Pergunto à minha volta se têm notícias da Síria. Recebo alguns sorrisos como resposta, mas quem é que quer saber da Síria?
É verão, ainda é agosto, não há nada importante para encher as capas dos jornais, a menos que a miúda da Malveira, que vai ganhar um ordenado maior do que não sei quantos presidentes da República juntos, seja motivo de interesse para alguém.
Enquanto os outros mergulham escavo nos noticiários e lá encontro uma pálida e magra alusão no fim da linha: chefe da diplomacia russa, Serguei Lavrov, declarou esperar que os países ocidentais não “entravem a operação antiterrorista” em Idleb (noroeste), última região síria fora do controlo das forças governamentais.
Ainda sou do tempo em que se falava da Síria – é isso. Envelheci precocemente.
Por defeito profissional, começo a pensar que a realidade manifestante ou subjetiva é o futuro e a mente. Recordo as palavras de um pobre político desqualificado que agora dá umas aulas, quando disse que o futuro não faz a História, quando, paradoxalmente, é só ele que a faz: não se mata a menos que não seja para ser proprietário do futuro, não se acredita em cenários messiânicos a não ser que se confie que do futuro surgirá algo melhor, não se pesquisam astros e galáxias à procura de água, se não desejarmos estar cá mais uns anitos.
À minha volta rapariguinhas e rapazes fazes combates ferozes, “matei-te!” grita um deles, muito feliz. O irmão mais velho e melhor adestrado está de jogo electrónico na mão e mata outros inimigos invisíveis com um sorriso cândido, talvez o pior sorriso sádico, o sorriso angelical dos que colhem a vida e se sentem bem com isso. Os pais falam com um casal amigo e comentam alegremente uma série de televisão onde a morte se alterna com a procura da morte, mais caçadas aos vivos e a mortos-vivos e outras complicações que dão muito prazer às audiências.
Lembro-me vagamente dos jovens refugiados de Kosovo, das crianças americanas expostas à violência e a outras experiências dolorosas, e lá vou eu para o espaço subjetivo e para a distância emocional que nos separa.

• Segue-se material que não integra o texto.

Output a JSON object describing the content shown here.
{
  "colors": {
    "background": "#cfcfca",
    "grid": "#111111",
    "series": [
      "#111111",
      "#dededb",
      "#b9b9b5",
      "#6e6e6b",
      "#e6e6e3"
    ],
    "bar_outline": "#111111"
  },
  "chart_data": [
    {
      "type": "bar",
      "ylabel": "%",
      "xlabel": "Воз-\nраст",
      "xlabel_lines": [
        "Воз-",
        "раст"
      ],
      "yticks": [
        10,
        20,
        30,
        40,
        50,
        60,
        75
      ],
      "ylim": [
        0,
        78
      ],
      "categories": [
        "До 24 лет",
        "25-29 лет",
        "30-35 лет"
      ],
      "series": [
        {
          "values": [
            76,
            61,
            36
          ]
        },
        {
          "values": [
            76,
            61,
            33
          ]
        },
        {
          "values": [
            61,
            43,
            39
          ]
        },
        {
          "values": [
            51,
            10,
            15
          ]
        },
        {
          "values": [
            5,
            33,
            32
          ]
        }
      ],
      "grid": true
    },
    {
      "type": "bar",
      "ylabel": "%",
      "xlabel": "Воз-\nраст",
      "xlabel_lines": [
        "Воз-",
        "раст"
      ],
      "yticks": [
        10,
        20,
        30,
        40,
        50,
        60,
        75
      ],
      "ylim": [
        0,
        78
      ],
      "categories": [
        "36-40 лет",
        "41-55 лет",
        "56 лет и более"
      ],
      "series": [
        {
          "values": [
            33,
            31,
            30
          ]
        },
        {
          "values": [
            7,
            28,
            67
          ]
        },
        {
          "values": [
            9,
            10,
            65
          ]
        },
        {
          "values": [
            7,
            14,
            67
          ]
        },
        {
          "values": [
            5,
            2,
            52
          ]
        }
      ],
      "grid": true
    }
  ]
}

Enumero desgraças quotidianas: violência nos noticiários, conflitos violentos de todas as naturezas, depressão, angústia, autodestruição, suicídio, violência doméstica a começar logo no namoro, racismo, exclusão de género, o fogo posto da existência.
Estudo cultura. Isto é cultura. Uma cultura da insanidade que se foi tornando normal, do atentado terrorista ao assassino em massa, dos irmãos franceses que mataram os redatores-ilustradores do Charlie Hebdo, ao extremista norueguês que disparou até à morte numa escolar secundária, ao inglês que atacou o Ariana Grande em Manchester, aos dois miúdos norte-americanos que promoveram o massacre de Columbine, ao terrorista francês que terá preparado o ataque ao Bataclan, em Paris…
Assassinato em massa, spree killer, terrorismo, as palavras tornaram-se banais e já ninguém teme o inesperado, nem receia os seus protagonistas, porque se trata disso mesmo: ato inesperado, e gente que procura protagonismo e se dilui no nada que pretende (e que pretendem deles).
A “cultura da morte” tornou-se uma das principais características do nosso século.
Em 1999, o professor Michael Kearl, do Departamento de Sociologia e Antropologia da Universidade de Trinity, em San Antonio, Texas, EUA, disse a respeito da manipulação do tema da morte: “Da nossa posição privilegiada neste fim do século 20 [1999], verificamos que a morte está a tornar-se reconhecida como a força dinâmica central que sustenta a vida, a vitalidade e a estrutura da ordem social. A morte é a musa de nossas religiões, filosofias, ideologias políticas, artes e tecnologias médicas. Vende jornais e apólices de seguro, dá vigor aos enredos dos nossos programas de televisão, e . . . até confere energia às nossas indústrias.”
Da venda – e compra – de armas, que equivale à morte de cada vez maior número de civis, aos enredos dos filmes que precisam da morte como dinâmica, às absurdas histórias da telenovelas portuguesas, onde todos se matam, se odeiam, se levam à extrema condição de não pugnarem pela vida e seus direitos, até à “arma branca” que é o nosso telemóvel, onde é possível matar algumas (muitas) pessoas, saindo-se impune findo o massacre e apto a descarregar sem remorsos o joguinho seguinte.
Educa-se pouco, mas ensina-se muito a matar; ensina-se muito e bem. É esta a insensibilidade cultural que traduz um novo patamar de cultura.
Pergunto pela Síria. Ninguém sabe quem é.